Dene Mitchell: More hotel owners need to look out for hotel fire hazards and comply with fire regulations
Dene Mitchell on the need for hotels to increase fire safety precautions.
As Glasgow’s hotel sector grows at an unprecedented rate and in the light of very high-profile hotel fires at Travelodge in Brentford and the Holiday Inn, Walsall in 2019, and Cameron House at Loch Lomond in 2017, more and more scrutiny is being placed on fire safety precautions taken by independent hotels across the country.
One of my hopes is that fire safety is booked in as a priority and that more independent hotel owners recognise that they are responsible for fire safety precautions as part and parcel of running their businesses.
As a fire safety compliance inspector, I visited over 30 independent hotels in Scotland and the North of England over 12 months. I found that many independent hotels not only fail to meet the minimum requirements as laid out by the Regulatory Reform (Fire Safety) Order 2005 and Fire (Scotland) Act 2005, but are unaware as to what they are actually required to do to keep their guests safe. In planning ahead and following tried and tested fire safety guidance, independent hotel owners can take simple steps to reduce their fire risk.
It boils down to starting with a fire risk assessment. No matter what size of hotel, an owner must complete one. A good fire risk assessment will look at all areas of the hotel and will highlight any areas for improvement. If a change of process takes place or there has been a near miss it may be time to review the risk assessment, although an annual review is usually recommended.
A fire logbook should be kept on-site and an employee (e.g. fire warden) assigned to ensure it is updated at least every week. The fire logbook should contain records of fire alarm testing, servicing and maintenance, checks of fire doors, emergency lighting testing and servicing, fire extinguisher checks and emergency evacuation drills.

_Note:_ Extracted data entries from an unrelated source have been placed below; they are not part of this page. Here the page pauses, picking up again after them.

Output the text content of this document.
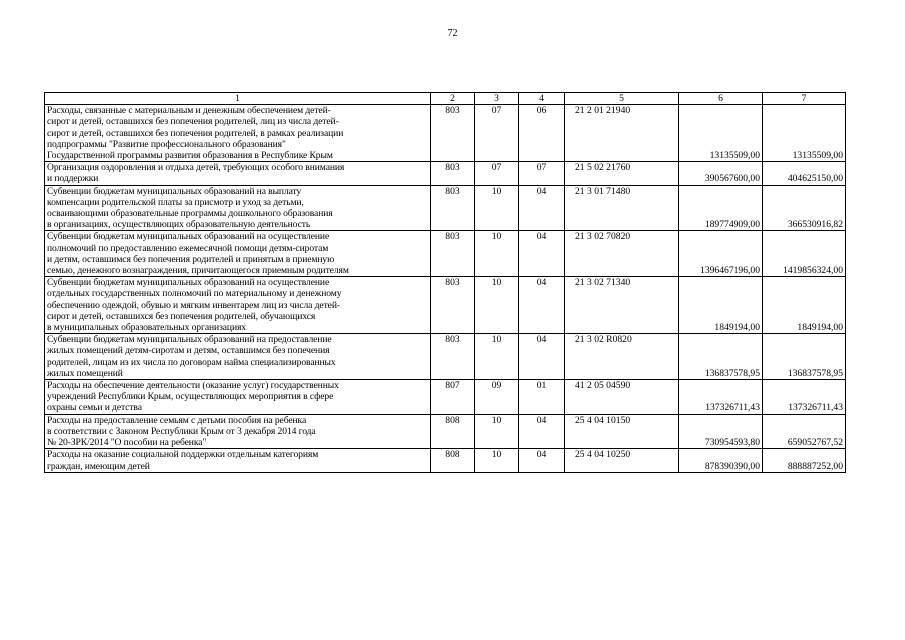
72
1	2	3	4	5	6	7

Расходы, связанные с материальным и денежным обеспечением детей-
сирот и детей, оставшихся без попечения родителей, лиц из числа детей-
сирот и детей, оставшихся без попечения родителей, в рамках реализации
подпрограммы "Развитие профессионального образования"
Государственной программы развития образования в Республике Крым	803	07	06	21 2 01 21940	13135509,00	13135509,00

Организация оздоровления и отдыха детей, требующих особого внимания
и поддержки	803	07	07	21 5 02 21760	390567600,00	404625150,00

Субвенции бюджетам муниципальных образований на выплату
компенсации родительской платы за присмотр и уход за детьми,
осваивающими образовательные программы дошкольного образования
в организациях, осуществляющих образовательную деятельность	803	10	04	21 3 01 71480	189774909,00	366530916,82

Субвенции бюджетам муниципальных образований на осуществление
полномочий по предоставлению ежемесячной помощи детям-сиротам
и детям, оставшимся без попечения родителей и принятым в приемную
семью, денежного вознаграждения, причитающегося приемным родителям	803	10	04	21 3 02 70820	1396467196,00	1419856324,00

Субвенции бюджетам муниципальных образований на осуществление
отдельных государственных полномочий по материальному и денежному
обеспечению одеждой, обувью и мягким инвентарем лиц из числа детей-
сирот и детей, оставшихся без попечения родителей, обучающихся
в муниципальных образовательных организациях	803	10	04	21 3 02 71340	1849194,00	1849194,00

Субвенции бюджетам муниципальных образований на предоставление
жилых помещений детям-сиротам и детям, оставшимся без попечения
родителей, лицам из их числа по договорам найма специализированных
жилых помещений	803	10	04	21 3 02 R0820	136837578,95	136837578,95

Расходы на обеспечение деятельности (оказание услуг) государственных
учреждений Республики Крым, осуществляющих мероприятия в сфере
охраны семьи и детства	807	09	01	41 2 05 04590	137326711,43	137326711,43

Расходы на предоставление семьям с детьми пособия на ребенка
в соответствии с Законом Республики Крым от 3 декабря 2014 года
№ 20-ЗРК/2014 "О пособии на ребенка"	808	10	04	25 4 04 10150	730954593,80	659052767,52

Расходы на оказание социальной поддержки отдельным категориям
граждан, имеющим детей	808	10	04	25 4 04 10250	878390390,00	888887252,00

A certificate should be available for the inspection and testing of both the fixed electrical wiring system and all portable electrical devices (e.g. kettles, hairdryers). Certificates for the fixed electrical system are valid for up to 5 years, and it is usually recommended that all portable devices undergo PAT testing at least every 1-2 years.
A hotel owner is responsible for fire safety staff training for all employees (permanent and seasonal) and this should be reviewed and refreshed on a regular basis. Employees should have a good understanding of the fire risks and should be well drilled in the emergency evacuation procedures for the hotel. A sufficient number of employees should be assigned as fire wardens and receive appropriate training to support the evacuation of guests and employees in the event of a fire. Emergency evacuation drills should be carried out, involving all employees, at least every 6 months.

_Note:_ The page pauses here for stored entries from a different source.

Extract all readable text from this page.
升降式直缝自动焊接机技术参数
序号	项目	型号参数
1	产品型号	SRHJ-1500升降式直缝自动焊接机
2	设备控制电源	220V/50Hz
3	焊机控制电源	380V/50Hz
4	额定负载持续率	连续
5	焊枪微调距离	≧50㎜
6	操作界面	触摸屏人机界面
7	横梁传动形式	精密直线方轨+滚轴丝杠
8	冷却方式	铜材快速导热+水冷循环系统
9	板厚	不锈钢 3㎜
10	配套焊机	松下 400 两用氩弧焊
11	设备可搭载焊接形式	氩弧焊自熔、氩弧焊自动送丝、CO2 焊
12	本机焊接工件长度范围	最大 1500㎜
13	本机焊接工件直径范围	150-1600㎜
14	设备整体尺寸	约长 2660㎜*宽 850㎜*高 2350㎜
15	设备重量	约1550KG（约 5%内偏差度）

It is alarming to see the same hazards present in a majority of the hotels I have visited, including the propping open of fire doors, storage of linen along emergency evacuation routes, incorrect escape route signage and the blocking (or even locking) of fire exit doors.
All employees should be appropriately trained and held responsible for recognising fire hazards around the building and should be aware of the following general advice:
- Store materials (e.g. linen, housekeeping trollies etc.) safely – make sure all corridors, stairs and exits are clear at all times.
- Ensure you know where the alarms points are so they can warn others if fire breaks out.
- Ensure all fire doors are kept closed at all times and are not wedged open.
- All combustible materials are stored away from any sources of ignition (e.g. don’t store linen in the electrical cupboard).
- All electrical equipment is used in a safe manner and electrical sockets are not overloaded.
- Waste/rubbish is not allowed to build up.
- All emergency evacuation signage is clear and correct.
The penalties for hotel owners if things go wrong can be very significant. The Fire and Rescue Services may issue enforcement or prohibition notices, closing down premises deemed as a serious fire risk. For more serious infringements of fire safety legislation, hotel owners may face unlimited fines and up to 2 years in prison.
The responsibility for hotel fire safety ultimately lies at the door of a hotel’s owner. A bit of planning can help owners and guests alike to sleep soundly at night.